WARNING: replacing module A.
[ Info: This the mutable const struct

  57.214 μs (0 allocations: 0 bytes)
WARNING: replacing module A.
[ Info: This the immutable struct

  62.827 μs (0 allocations: 0 bytes)

I also thought that immutable struct should be faster, hope someone can actually explain why! Maybe it depends on which machine you are using, it makes more performance improvement in my laptop and linux server.
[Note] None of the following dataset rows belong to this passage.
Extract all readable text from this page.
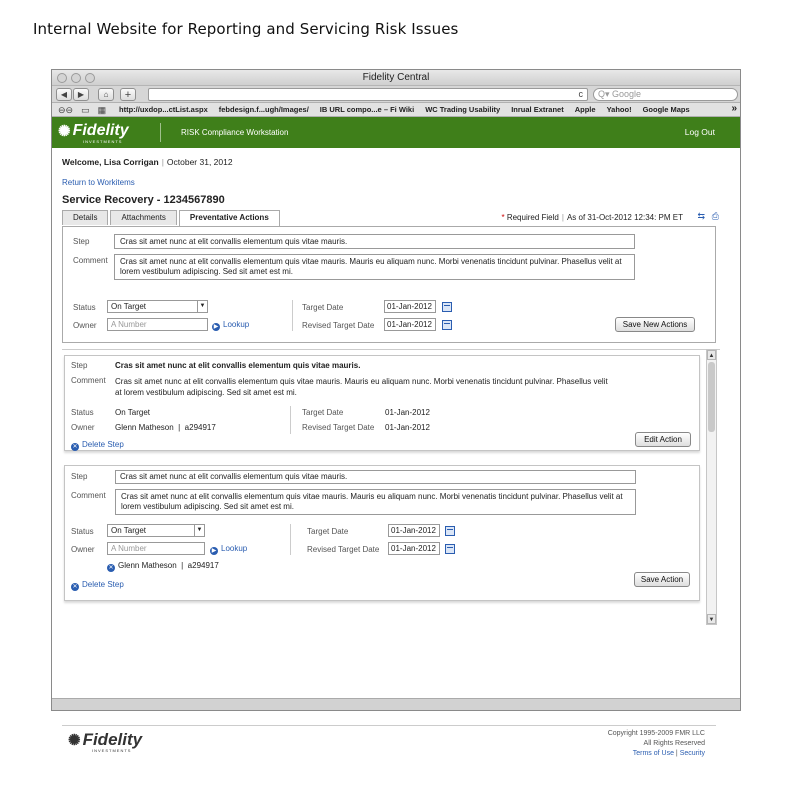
Internal Website for Reporting and Servicing Risk Issues
Fidelity Central
◀ ▶ ⌂ +	c	Q▾ Google
⊖⊖ ▭ ▦ http://uxdop...ctList.aspx febdesign.f...ugh/Images/ IB URL compo...e – Fi Wiki WC Trading Usability Inrual Extranet Apple Yahoo! Google Maps	»
✺ Fidelity
INVESTMENTS
RISK Compliance Workstation	Log Out
Welcome, Lisa Corrigan | October 31, 2012
Return to Workitems
Service Recovery - 1234567890
Details	Attachments	Preventative Actions	* Required Field | As of 31-Oct-2012 12:34: PM ET ⇆ ⎙
Step	Cras sit amet nunc at elit convallis elementum quis vitae mauris.
Comment	Cras sit amet nunc at elit convallis elementum quis vitae mauris. Mauris eu aliquam nunc. Morbi venenatis tincidunt pulvinar. Phasellus velit at lorem vestibulum adipiscing. Sed sit amet est mi.
Status	On Target	▼
Owner	A Number	▶ Lookup
Target Date	01-Jan-2012
Revised Target Date	01-Jan-2012	Save New Actions
Step	Cras sit amet nunc at elit convallis elementum quis vitae mauris.
Comment Cras sit amet nunc at elit convallis elementum quis vitae mauris. Mauris eu aliquam nunc. Morbi venenatis tincidunt pulvinar. Phasellus velit at lorem vestibulum adipiscing. Sed sit amet est mi.
Status	On Target
Owner	Glenn Matheson  |  a294917
Target Date	01-Jan-2012
Revised Target Date 01-Jan-2012
✕ Delete Step
Edit Action
Step	Cras sit amet nunc at elit convallis elementum quis vitae mauris.
Comment	Cras sit amet nunc at elit convallis elementum quis vitae mauris. Mauris eu aliquam nunc. Morbi venenatis tincidunt pulvinar. Phasellus velit at lorem vestibulum adipiscing. Sed sit amet est mi.
Status	On Target	▼
Owner	A Number	▶ Lookup
✕ Glenn Matheson  |  a294917
Target Date	01-Jan-2012
Revised Target Date	01-Jan-2012
✕ Delete Step
Save Action
▲
▼
✺ Fidelity
INVESTMENTS
Copyright 1995-2009 FMR LLC
All Rights Reserved
Terms of Use | Security
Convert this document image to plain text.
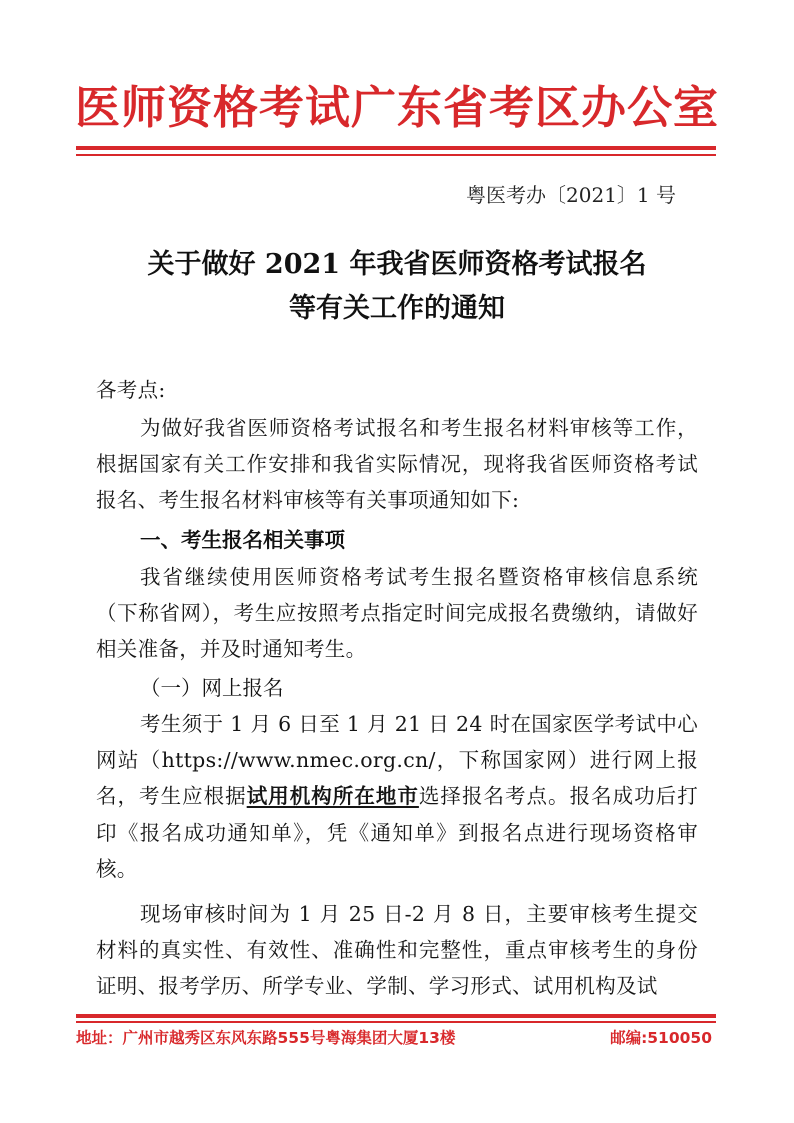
医师资格考试广东省考区办公室
粤医考办〔2021〕1 号
关于做好 2021 年我省医师资格考试报名
等有关工作的通知
各考点:
为做好我省医师资格考试报名和考生报名材料审核等工作，根据国家有关工作安排和我省实际情况，现将我省医师资格考试报名、考生报名材料审核等有关事项通知如下:
一、考生报名相关事项
我省继续使用医师资格考试考生报名暨资格审核信息系统（下称省网），考生应按照考点指定时间完成报名费缴纳，请做好相关准备，并及时通知考生。
（一）网上报名
考生须于 1 月 6 日至 1 月 21 日 24 时在国家医学考试中心网站（https://www.nmec.org.cn/，下称国家网）进行网上报名，考生应根据试用机构所在地市选择报名考点。报名成功后打印《报名成功通知单》，凭《通知单》到报名点进行现场资格审核。
现场审核时间为 1 月 25 日-2 月 8 日，主要审核考生提交材料的真实性、有效性、准确性和完整性，重点审核考生的身份证明、报考学历、所学专业、学制、学习形式、试用机构及试
地址：广州市越秀区东风东路555号粤海集团大厦13楼	邮编:510050
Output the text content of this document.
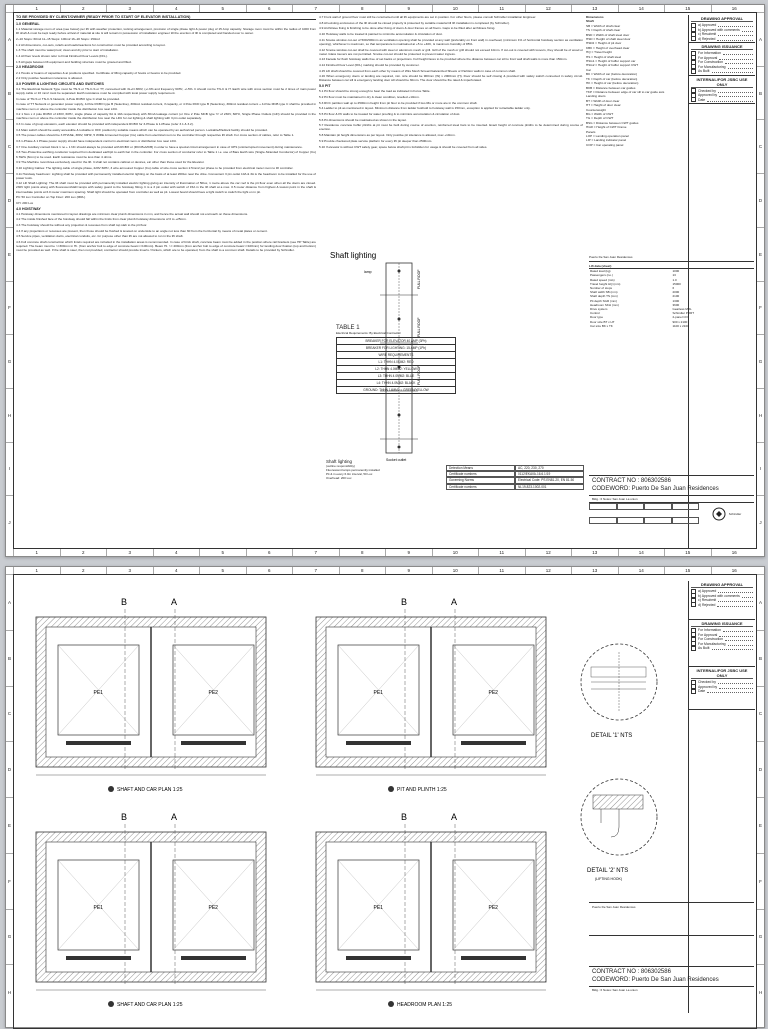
1	2	3	4	5	6	7	8	9	10	11	12	13	14	15	16
1	2	3	4	5	6	7	8	9	10	11	12	13	14	15	16
A
B
C
D
E
F
G
H
I
J
A
B
C
D
E
F
G
H
I
J
TO BE PROVIDED BY CLIENT/OWNER (READY PRIOR TO START OF ELEVATOR INSTALLATION)
1.0 GENERAL
1.1 Material storage room of area (see below) per lift with weather protection, locking arrangement, provision of single phase light & power plug of 15 Amp capacity. Storage room must be within the radius of 1000 from lift shaft & must be kept ready before arrival of material at site & will remain in possession of installation engineer till the erection of lift is completed and handed over to owner.
2~10 Stops: 60m2 11~15 Stops: 100m2 16~20 Stops: 150m2
1.2 All dimensions, cut-outs, reliefs and loads/reactions for construction must be provided according to layout.
1.3 The shaft must be waterproof, clean and dry prior to start of installation.
1.4 All floor levels shown refer to Final Finished Floor Levels (FFL).
1.5 All gaps between lift equipment and building structure must be grouted and filled.
2.0 HEADROOM
2.1 Hooks or beams of capacities & at positions specified. Certificate of lifting capacity of hooks or beams to be provided.
2.2 Only positive headroom tolerance is allowed.
3.0 POWER & LIGHTING CIRCUITS AND SWITCHES
3.1 The Electrical Network Type must be TN-S or TN-C-S or TT, connected with 3L+N 380V, (+/-6% and frequency 60Hz, +/-5%. It should not be TN-C & IT. Earth wire with cross section must be 2 times of main power supply cable or 16 mm2 must be separated. Earth resistance must be complied with local power supply requirement.
In case of TN-S or TN-C-S Network, 4-Pole RCBO type C shall be provided.
In case of TT Network or generator power supply, 4-Pole RCBO type B (Selective), 300mA residual current, if capacity, or 4 Pole RCD type B (Selective), 300mA residual current + 4-Pole MCB type C shall be provided in machine room or above the controller inside the distribution box near LDU.
3.2 1 Nos x 2 pole RCBO of 230V, 60Hz, single phase of capacity 6A & 10A respectively with 30mA leakage current (or One 2 Pole MCB type 'C' of 230V, 60Hz, Single Phase Outlets (GFI) should be provided in the machine room or above the controller inside the distribution box near the LDU for car lighting & shaft lighting with 3 pin outlet separately.
3.3 In case of group elevators, each elevator should be provided with independent RCBO for 3-Phase & 1-Phase (refer 3.1 & 3.2).
3.4 Main switch should be easily accessible & lockable in OFF position by suitable means which can be operated by an authorized person. Lockable/Padlock facility should be provided.
3.5 The power cables should be 3 PHASE, 380V, 60HZ, 5 WIRE Armoured Copper (Cu) cable from electrical room to the controller through respective lift shaft. For cross section of cables, refer to Table 1.
3.6 1-Phase & 1 Phase power supply should have independent control in electrical room or distribution box near LDU.
3.7 One Auxiliary contact block 1 no + 1 NC should always be provided with RCBO or (RCCB+MCB) in order to have a special circuit arrangement in case of UPS (uninterrupted movement) during maintenance.
3.8 Two-Protective earthing conductor required from dedicated earthpit to earth bar in the controller. For cross section of conductor refer to Table 1 i.e. use of Bare Earth wire (Single-Stranded Conductor) of Copper (Cu) 6 SWG (6mm) to be used. Earth resistance must be less than 4 ohms.
3.9 The Machine room/Area exclusively used for the lift. It shall not contains cabinet or devices, etc other than those used for the Elevator.
3.10 Lighting Cables: The lighting cable of single phase, 220V 60Hz, 3 wire armoured Copper (Cu) cable of size cross section 2.5mm2 per phase to be provided from electrical meter room to lift controller.
3.11 Hoistway headroom: Lighting shall be provided with permanently installed electric lighting on the basis of at least 200lux near the drive. Convenient 3 pin outlet 10A & 3A is the headroom to be installed for the use of power tools.
3.12 Lift Shaft Lighting: The lift shaft must be provided with permanently installed electric lighting giving an intensity of illumination of 50lux, 1 metre above the car roof & the pit floor even when all the doors are closed. 230V light points along with fluorescent/LED lamps with safety guard to the hoistway fitting. It is a 3 pin outlet with switch of 15A in the lift shaft at a max. 0.5 meter distance from highest & lowest point in the shaft & intermediate points at 6.0 meter maximum spacing. Shaft light should be operated from controller as well as pit. Lowest board should have a light switch to switch the light on in pit.
PIt: 50 Lux Controller on Top Floor: 200 Lux (MRL)
CH: 200 Lux
4.0 HOISTWAY
4.1 Hoistway dimensions mentioned in layout drawings are minimum clear plumb dimensions in mm, and hence the actual wall should not encroach on these dimensions.
4.2 The inside finished face of the hoistway should fall within the limits from clear plumb hoistway dimensions of 0 to +25mm.
4.3 The hoistway should be without any projection & recesses from shaft top slab to the pit floor.
4.4 If any projections or recesses are present, then those should be flushed & leveled on underside to an angle not less than 60 from the horizontal by means of metal plates or cement.
4.5 Service pipes, ventilation ducts, electrical conduits, etc. for purpose other than lift are not allowed to run in the lift shaft.
4.6 Full concrete shaft construction which lintels required are included in the installation areas is recommended. In case of brick shaft, concrete beam must be added in the position where rail brackets (see HP Table) are required. The beam must be >=300mm in Ht. (from anchor bolt to edge of concrete beam>=100mm). Beam Ht. >= 400mm (from anchor bolt to edge of concrete beam>=100mm) for landing door fixation (top and bottom) must be provided as well. If the shaft is steel, then not provided, contractor should provide Inserts / Kickers, which are to be operated, from the shaft to a common shaft. Details to be provided by Schindler.
4.7 Front wall of ground floor must still be constructed until all lift equipments are set in position. For other floors, please consult Schindler installation Engineer.
4.8 All existing enclosures of the lift should be closed properly & protected by suitable material till lift installation is completed (by Schindler).
4.9 Architrave fixing & finishing to be done after fixing of doors & door frames on all floors. Gaps to be filled after architrave fixing.
4.10 Hoistway walls to be treated & painted to minimize accumulation & circulation of dust.
4.11 Smoke window cut-out of 500x500mm as ventilation opening shall be provided at any wall (preferably on front wall) in overhead, (minimum 1% of horizontal hoistway section as ventilation opening), whichever is maximum, so that temperature is maintained at +5 to +40C, & maximum humidity of 85%.
4.12 Smoke window cut-out shall be covered with steel or aluminum mesh or grill. Grill of the mesh or grill should not exceed 10mm. If cut-out is covered with louvers, they should be of wood or metal. Glass louvers are not permitted. Smoke cut-out should be protected to prevent water ingress.
4.13 Facade for flush hoistway walls free of set backs or projections. Full height faces to be provided where the distance between car sill to front wall shaft walls is more than 150mm.
4.14 Finished Floor Level (FFL) marking should be provided by customer.
4.15 Lift shaft should be covered from each other by means of Wire Mesh Screen/Galvanized Sheets or Partition walls in case of common shaft.
4.16 When emergency doors or landing are required, min. size should be 900mm (W) x 2000mm (H). Door should be self closing & provided with safety switch connected in safety circuit. Distance between car sill & emergency landing door sill should be 30mm. The door should be fire rated & imperforated.
5.0 PIT
5.1 Pit floor should be strong enough to bear the load as indicated in Force Table.
5.2 Pit floor must be maintained in dry & clean condition, levelled +10mm.
5.3 RCC partition wall up to 2500mm height from pit floor to be provided if two lifts or more are in the common shaft.
5.4 Ladder to pit as mentioned in layout. Minimum distance from ladder foothold to hoistway wall is 150mm, exception is applied for retractable ladder only.
5.5 Pit floor & Pit walls to be treated for water proofing & to minimize accumulation & circulation of dust.
5.6 Pit dimensions should be maintained as shown in the layout.
5.7 Residence concrete buffer plinths at pit must be built during course of erection, reinforced steel bars to be inserted. Exact height of concrete plinths to be determined during course of erection.
5.8 Maintain pit height dimensions as per layout. Only positive pit tolerance is allowed, max +10mm.
5.9 Provide checkered plate service platform for every lift pit deeper than 2500mm.
5.10 If elevator is without CWT safety gear, space below shaft pit is forbidden for usage & should be covered from all sides.
Shaft lighting
FULL ROOF
FULL ROOF
FULL ROOF
Socket outlet
lamp
TABLE 1
Electrical Requirements: By Electrical Contractor
BREAKER FOR ELEVATOR 40 AMP (3Ph)
BREAKER FOR LIGHTING: 15 AMP (1Ph)
WIRE REQUIREMENTS
L1: THHN 4.0MM2: RED
L2: THHN 4.0MM2: YELLOW
L3: THHN 4.0MM2: BLUE
L4: THHN 4.0MM2: BLACK
GROUND: THHN 14MM2 = GREEN/YELLOW
Shaft lighting
(outline responsibility)
Fluorescent lamps permanently installed
Pit & in every 6.0m interval, 50 Lux
Overhead: 200 Lux
Detection Means	AC, 220, 230, 270
Certificate numbers	0112/EKAVA-16.6.1/19
Governing Norms	Electrical Code: PS EN81-20, EN 81-50
Certificate numbers	NL19-823-1002-001
Dimensions
Shaft
SB = Width of shaft clear
TS = Depth of shaft clear
BSD = Width of shaft steel door
HSD = Height of shaft steel door
HSD2 = Height of pit door
KBK = Height of overhead clear
HQ = Travel height
HS = Height of shaft steel
HSG1 = Height of buffer support car
HSG2 = Height of buffer support CWT
Car
BK = Width of car (before decoration)
TK = Depth of car (before decoration)
HK = Height of car (before decoration)
BKB = Distance between car guides
TKP = Distance between edge of car sill to car guide axis
Landing doors
BT = Width of door clear
HT = Height of door clear
Counterweight
BG = Width of CWT
TG = Depth of CWT
BSG = Distance between CWT guides
HGR = Height of CWT Frame
Panels
LOP = Landing operation panel
LIP = Landing indicator panel
COP = Car operating panel
DRAWING APPROVAL
a) Approved
b) Approved with comments
c) Resubmit
d) Rejected
DRAWING ISSUANCE
For Information
For Approval
For Construction
For Manufacturing
As Built
INTERNAL/FOR JSBC USE ONLY
Checked by
Approved by
Date
Puerto De San Juan Residences
Lift data (sheet)
Rated load (kg)	1000
Passengers (no.)	13
Rated speed (m/s)	1.0
Travel height HQ (mm)	15000
Number of stops	6
Shaft width SB (mm)	2000
Shaft depth TS (mm)	2100
Pit depth SGR (mm)	1300
Headroom SKH (mm)	3600
Drive system	Gearless MRL
Control	Schindler PORT
Door type	2-panel CO
Door size BT x HT	900 x 2100
Car size BK x TK	1100 x 2100
CONTRACT NO : 806302586
CODEWORD: Puerto De San Juan Residences
Bldg.: 6 Notes: San Juan La union
Schindler
1	2	3	4	5	6	7	8	9	10	11	12	13	14	15	16
A
B
C
D
E
F
G
H
A
B
C
D
E
F
G
H
PE1	PE2
B	A
SHAFT AND CAR PLAN 1:25
PE1	PE2
B	A
PIT AND PLINTH 1:25
PE1	PE2
B	A
SHAFT AND CAR PLAN 1:25
PE1	PE2
B	A
HEADROOM PLAN 1:25
DETAIL '1' NTS
DETAIL '2' NTS
(LIFTING HOOK)
DRAWING APPROVAL
a) Approved
b) Approved with comments
c) Resubmit
d) Rejected
DRAWING ISSUANCE
For Information
For Approval
For Construction
For Manufacturing
As Built
INTERNAL/FOR JSBC USE ONLY
Checked by
Approved by
Date
Puerto De San Juan Residences
CONTRACT NO : 806302586
CODEWORD: Puerto De San Juan Residences
Bldg.: 6 Notes: San Juan La union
This is exactly what we would expect. With the immutable struct, the ModNum has 5 fields instead of 2, so Vector{ModNum} is an extra 2x worse. All in all, I think it probably makes sense to have an interface that requires explicitly passing the Modulus around (especially because your operations only make sense with one of them).

1 Like

Thanks a lot! It’s a shame that I cannot take advantage from the operator overloading for ModNum. At least there are well-known optimisation techniques that I can make use of if I use UInt64 arrays. I really appreciate your help and thank everyone involved in the discussion again.

What if you use the immutable structure, but make the Modulus a reference instead of the actual value?

1 Like

I also tried that, but such adjustment made the code a little bit slower.